Background
The question I set out to answer: What recurring findings of noncompliance surface across FERC's audits of electric utilities, and could that history one day predict the issues in a new filing?
The Federal Energy Regulatory Commission audits electric utilities, ISOs, and RTOs and publishes its final audit reports (FY2015–present) at ferc.gov/audits. Each one documents specific findings of noncompliance and the corrective recommendations that follow, which is useful to anyone navigating energy regulation, but it ships as one more standalone PDF in a pile of dozens, so the patterns across the corpus are invisible. My use case is to read those audits as a body of evidence: which findings keep coming back, what FERC recommends, and how it differs between financial (FA) and non-financial (PA) audits. The longer-term goal is an "audit-my-document" tool that flags the likely issues in a new filing using patterns mined from this history.
How It Works
Every finding links straight back to the official FERC audit it came from. The tool surfaces what the reports already say and doesn't add anything on top. I vibe-coded the extraction-and-structuring pipeline and then pinned it down with a pytest suite so the parsing stays honest:
- Data sources: FERC's final audit reports (FY2015–present), all public, from ferc.gov/audits; a scraped index of 71 reports seeds a Python CLI pipeline (fetch → extract → structure → patterns → build) that downloads each PDF (rate-limited and cached) and classifies it by FERC form → industry to isolate the Form 1 (electric) subset: both financial (FA) and non-financial (PA) audits of electric utilities, ISOs, and RTOs. It then turns each PDF into per-page text and structures the findings of noncompliance, the corrective recommendations, and the cross-report themes.

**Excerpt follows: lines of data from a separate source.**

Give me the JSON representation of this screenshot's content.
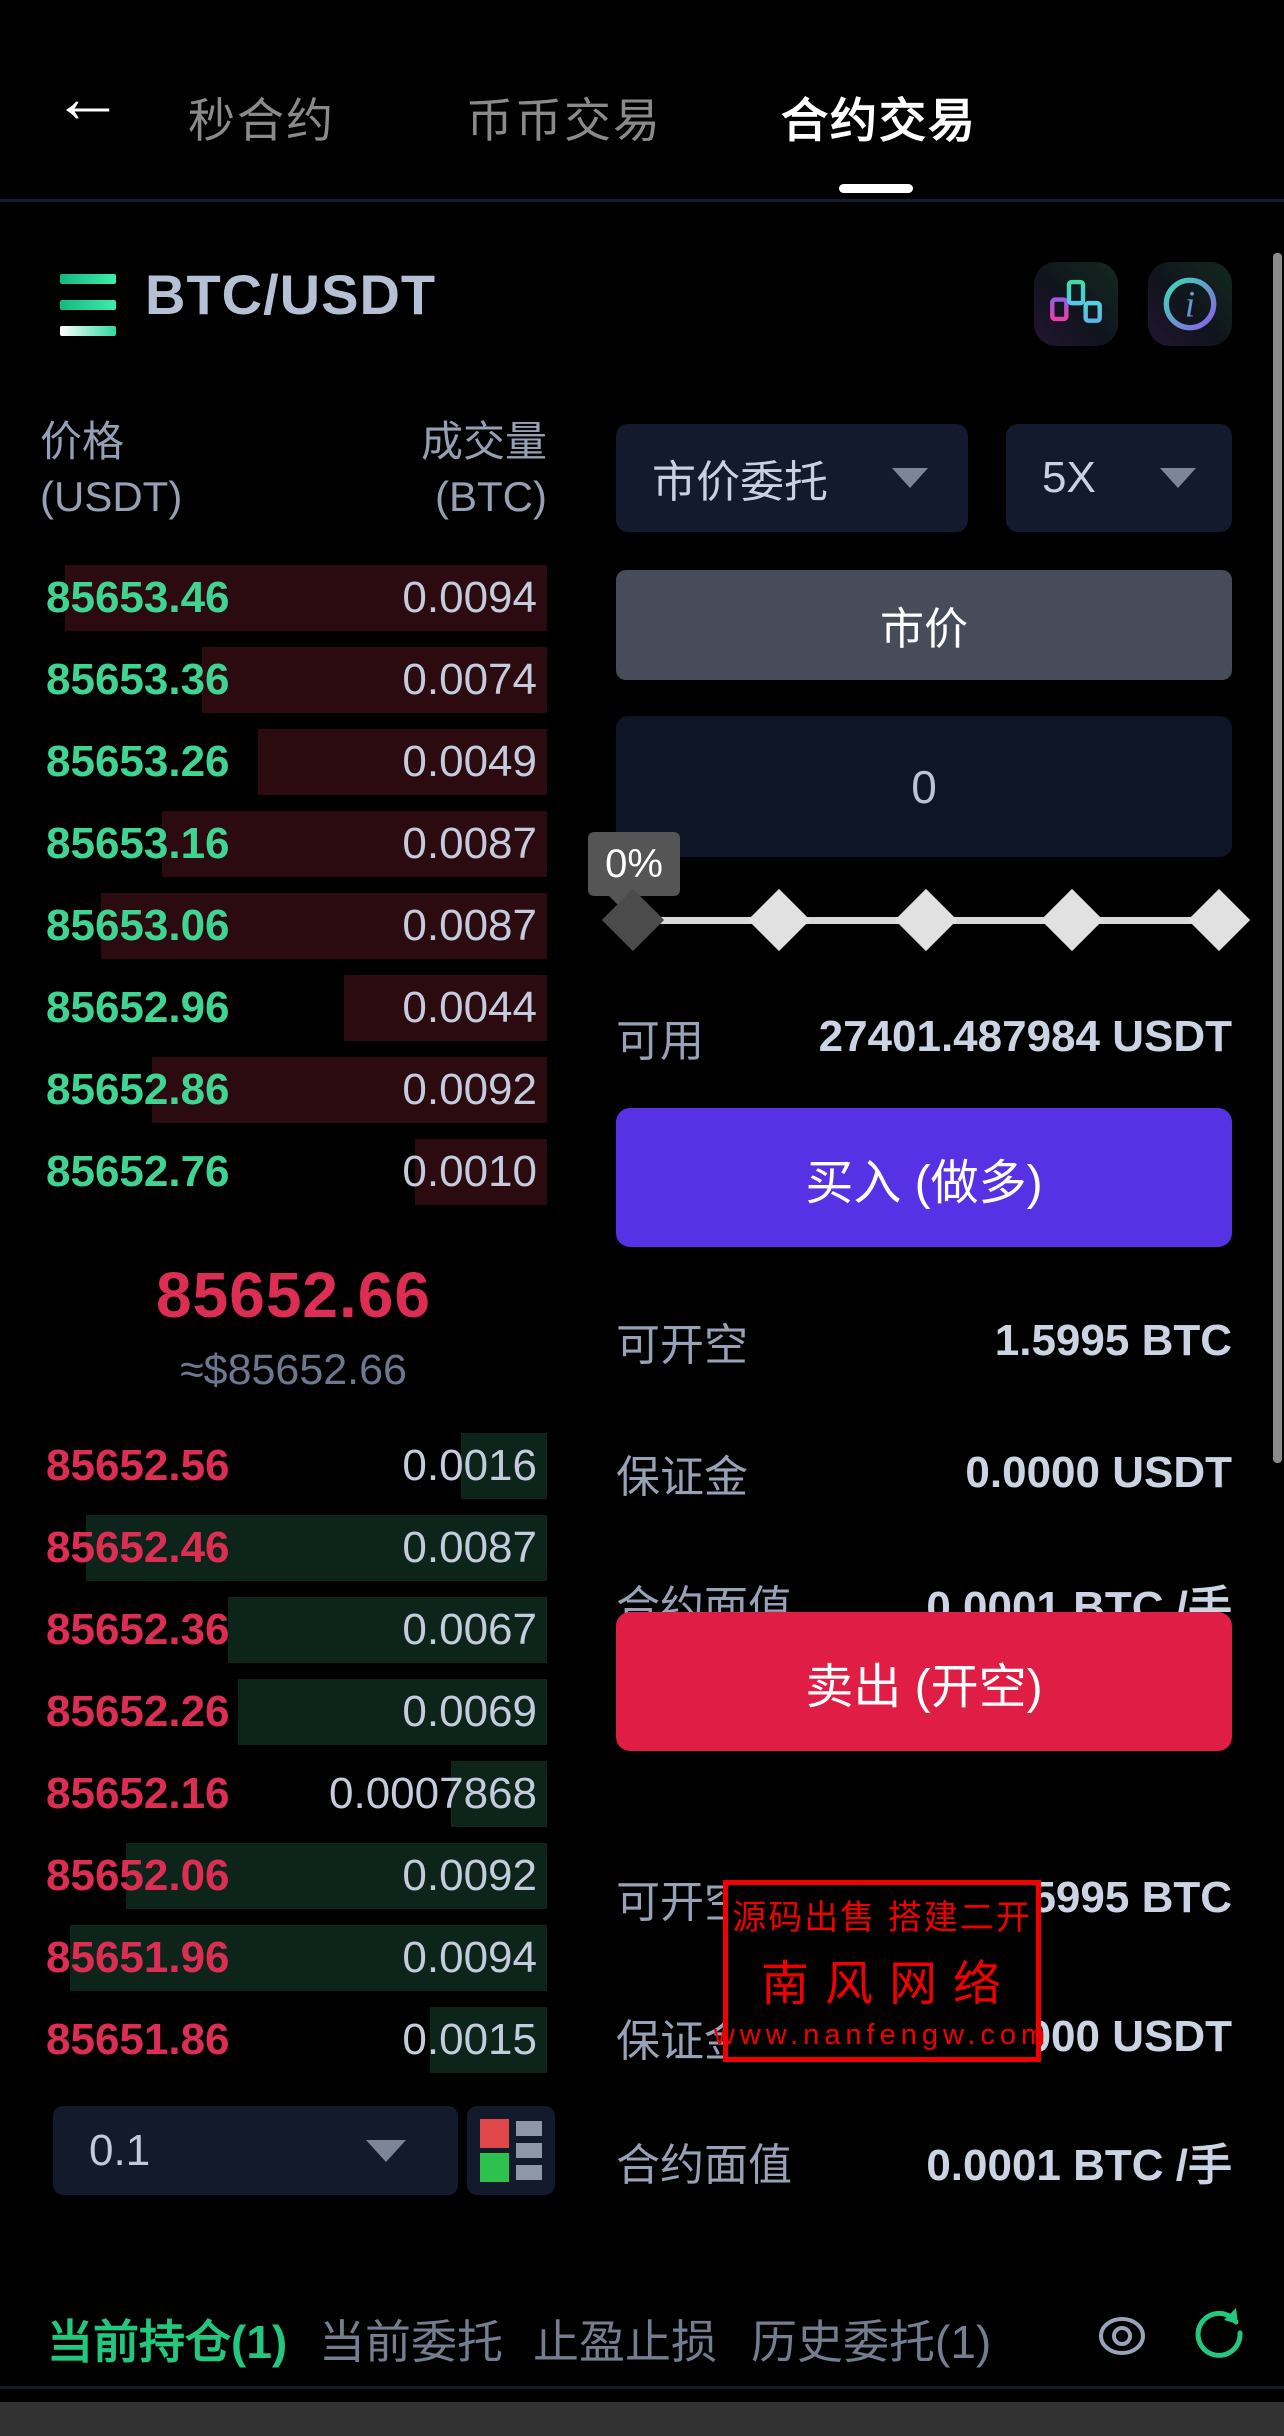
{
  "header": {
    "back": "←",
    "tabs": [
      {
        "label": "秒合约",
        "active": false
      },
      {
        "label": "币币交易",
        "active": false
      },
      {
        "label": "合约交易",
        "active": true
      }
    ]
  },
  "symbol": {
    "pair": "BTC/USDT",
    "icons": [
      "menu-icon",
      "candlestick-chart-icon",
      "info-icon"
    ]
  },
  "orderbook": {
    "col_headers": {
      "price_line1": "价格",
      "price_line2": "(USDT)",
      "vol_line1": "成交量",
      "vol_line2": "(BTC)"
    },
    "asks": [
      {
        "price": "85653.46",
        "vol": "0.0094",
        "bar_pct": 95
      },
      {
        "price": "85653.36",
        "vol": "0.0074",
        "bar_pct": 68
      },
      {
        "price": "85653.26",
        "vol": "0.0049",
        "bar_pct": 57
      },
      {
        "price": "85653.16",
        "vol": "0.0087",
        "bar_pct": 76
      },
      {
        "price": "85653.06",
        "vol": "0.0087",
        "bar_pct": 88
      },
      {
        "price": "85652.96",
        "vol": "0.0044",
        "bar_pct": 40
      },
      {
        "price": "85652.86",
        "vol": "0.0092",
        "bar_pct": 78
      },
      {
        "price": "85652.76",
        "vol": "0.0010",
        "bar_pct": 26
      }
    ],
    "last_price": "85652.66",
    "approx_price": "≈$85652.66",
    "bids": [
      {
        "price": "85652.56",
        "vol": "0.0016",
        "bar_pct": 17
      },
      {
        "price": "85652.46",
        "vol": "0.0087",
        "bar_pct": 91
      },
      {
        "price": "85652.36",
        "vol": "0.0067",
        "bar_pct": 63
      },
      {
        "price": "85652.26",
        "vol": "0.0069",
        "bar_pct": 61
      },
      {
        "price": "85652.16",
        "vol": "0.0007868",
        "bar_pct": 19
      },
      {
        "price": "85652.06",
        "vol": "0.0092",
        "bar_pct": 83
      },
      {
        "price": "85651.96",
        "vol": "0.0094",
        "bar_pct": 94
      },
      {
        "price": "85651.86",
        "vol": "0.0015",
        "bar_pct": 23
      }
    ],
    "tick_size": "0.1"
  },
  "trade_panel": {
    "order_type": "市价委托",
    "leverage": "5X",
    "price_mode_button": "市价",
    "amount_value": "0",
    "slider": {
      "tooltip": "0%",
      "marker_count": 5,
      "selected_index": 0
    },
    "available": {
      "label": "可用",
      "value": "27401.487984 USDT"
    },
    "buy_button": "买入 (做多)",
    "long_info": [
      {
        "label": "可开空",
        "value": "1.5995 BTC"
      },
      {
        "label": "保证金",
        "value": "0.0000 USDT"
      },
      {
        "label": "合约面值",
        "value": "0.0001 BTC /手"
      }
    ],
    "sell_button": "卖出 (开空)",
    "short_info": [
      {
        "label": "可开空",
        "value": "1.5995 BTC"
      },
      {
        "label": "保证金",
        "value": "0.0000 USDT"
      },
      {
        "label": "合约面值",
        "value": "0.0001 BTC /手"
      }
    ]
  },
  "watermark": {
    "line1": "源码出售 搭建二开",
    "line2": "南风网络",
    "line3": "www.nanfengw.com",
    "color": "#f00000"
  },
  "bottom_tabs": [
    {
      "label": "当前持仓(1)",
      "active": true
    },
    {
      "label": "当前委托",
      "active": false
    },
    {
      "label": "止盈止损",
      "active": false
    },
    {
      "label": "历史委托(1)",
      "active": false
    }
  ],
  "colors": {
    "ask_price": "#3fd492",
    "bid_price": "#dc2e52",
    "ask_bar": "#2b0a10",
    "bid_bar": "#0c2419",
    "buy_button": "#5732e4",
    "sell_button": "#e01d45",
    "accent_green": "#23c77d",
    "last_price": "#dc2e52"
  }
}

The pipeline is idempotent (re-runs skip cached downloads); v1 deliberately structures the most-recent electric reports as a proof of concept, with gas (Form 2) and oil (Form 6) reports classified but out of scope for now.
- Where it comes from: every record carries its source URL and capture date back to the official FERC report, so any finding can be traced to the audit it came from.
- UX: a static, vanilla HTML/CSS/JS site (no backend, no framework) that reads baked JSON and is deployed to GitHub Pages.